Not only will the costs to date impact the future benefits derived from the stadium, but they will add to the costs of existing and future fans in attending the new stadium. Ultimately, the final figure will depend upon how much debt is associated with the stadium under Friedkin’s ownership, but it is not unreasonable to calculate that each seat in the stadium has cost more than £15000 to construct and will carry (per seat) an interest cost of more than £400 per year – a cost borne by each match-going fan.
Setting the scene and saying goodbye
As in any situation whereby an individual or a corporate body moves from difficulties, to recovery and then to future success, acknowledging precisely where we are currently and the reasons for it are always the necessary first steps.
For Everton, and Evertonians specifically, that means acknowledging it is time to say goodbye to what we have become. It means accepting what we currently are, but above all else the changes that are necessary for future success.
It means no longer accepting second (or worse) rate outcomes or future solutions; it means no longer being accommodating of past errors, of seeing the past and the participants/causes of the past through royal blue tinted glasses. If that’s viewed as being harsh on a Sharp (as an example), indeed on any former player who has accepted the mediocrity of the present without challenge or even Moshiri (although I have no idea why it should be) perhaps it should be viewed as a new ruthlessness – a necessary ruthlessness on the path to future success.
We should never forget nor fail to acknowledge past successes, but that in itself should never be a barrier to future change and future success.
One thing is for certain, it is time to say goodbye to our past, remove the romanticism of what the club might want us to believe we are, accept who we are and demand from the Friedkins much more both in terms of performance and accountability, all within the context of their future custodial role.
Time to say goodbye
Paesi che non ho mai, Veduto e vissuto con te, Adesso, sì, li vivrò
Categories: Uncategorized
Thank you Paul, as always, straight to the point and thought provoking.
Mr Friedkin must accept that for fans of Everton Football Club
NIL SATIS NISI OPTIMUM
Another great article Paul, thanks again. Allegedly, one of Warren Buffet’s other sayings is “only invest in companies that can be run by an idiot, because at some stage they will be”. Moshiri is living proof of this. Modern football is far too complex a business to be run by an idiot and, to our cost, we were bought by one. Friedkin should be a significant improvement.
Somehow, despite the chaos, BMD has been built.
I’m pretty sure that without it, the likes of the Friedkins would not have given us a second look.
For me, those that deserve the biggest credit are the club employees who have kept working to bring it to fruition in what must have been terrible conditions.

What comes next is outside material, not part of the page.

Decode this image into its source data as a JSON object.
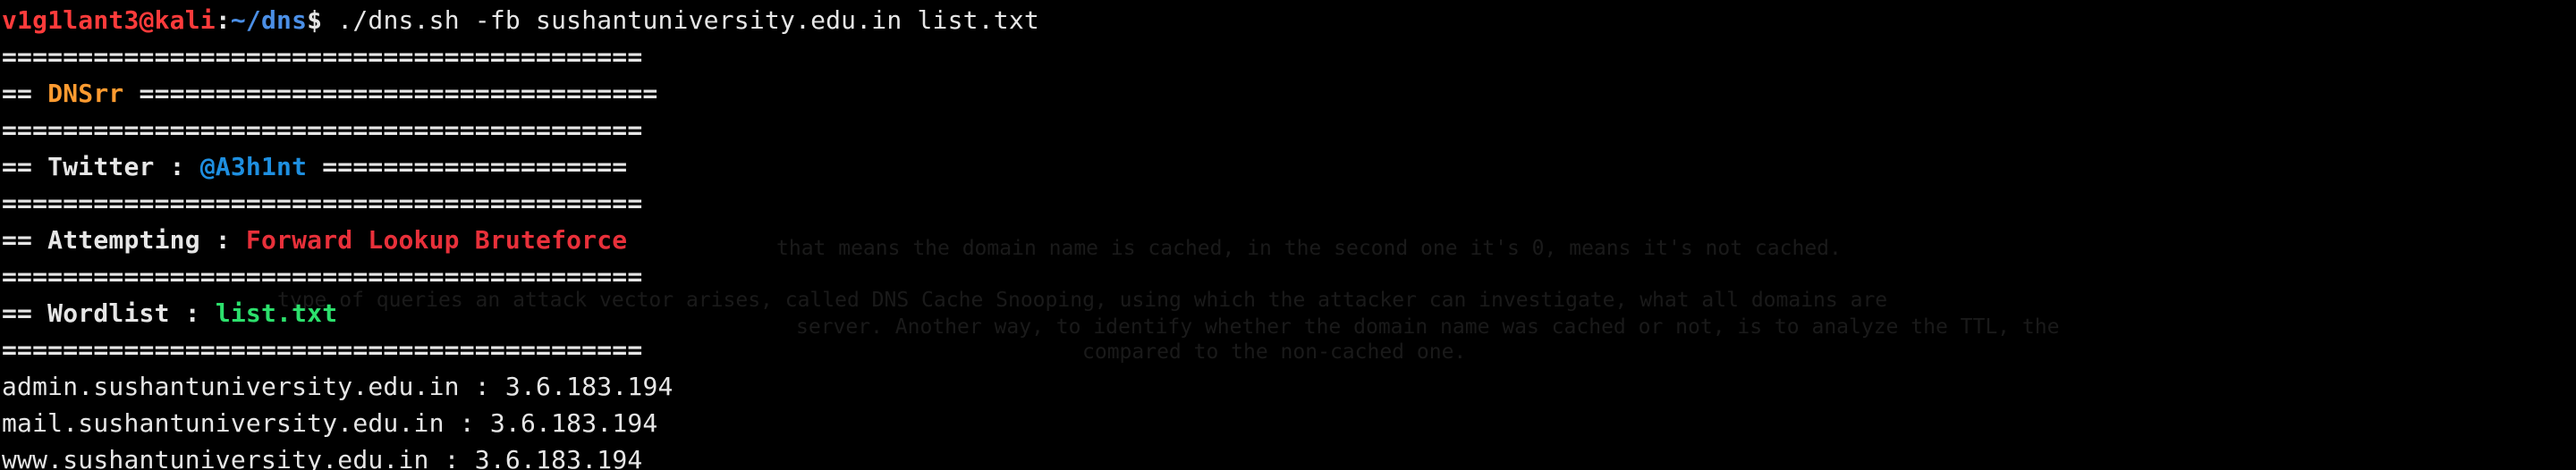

Yes, despite the one success, the stadium, it still seems under cooked. A compromise. 60,000 in my opinion would have been attainable but the issues surrounding our club always seem to serve us second best. Even during our successful years, we came second way too much. Four cup finals in the 80s but only one win. So many semi finals, yet only 5 FA Cup wins. So many second places and near misses. That said, we have managed to stay up so far in a nightmare last three years. My dad is 89 next month (he was on Everton’s books in the 50s although never made the first team) and hasn’t got over us selling Alan Ball. He said in the early 90s, that there’s something rotten in the club that we don’t know about and stops us being the very best. I wondered at the time, but see now where he is coming from. We are eternal hopers. We don’t ask for much. I just hope we can change the mould.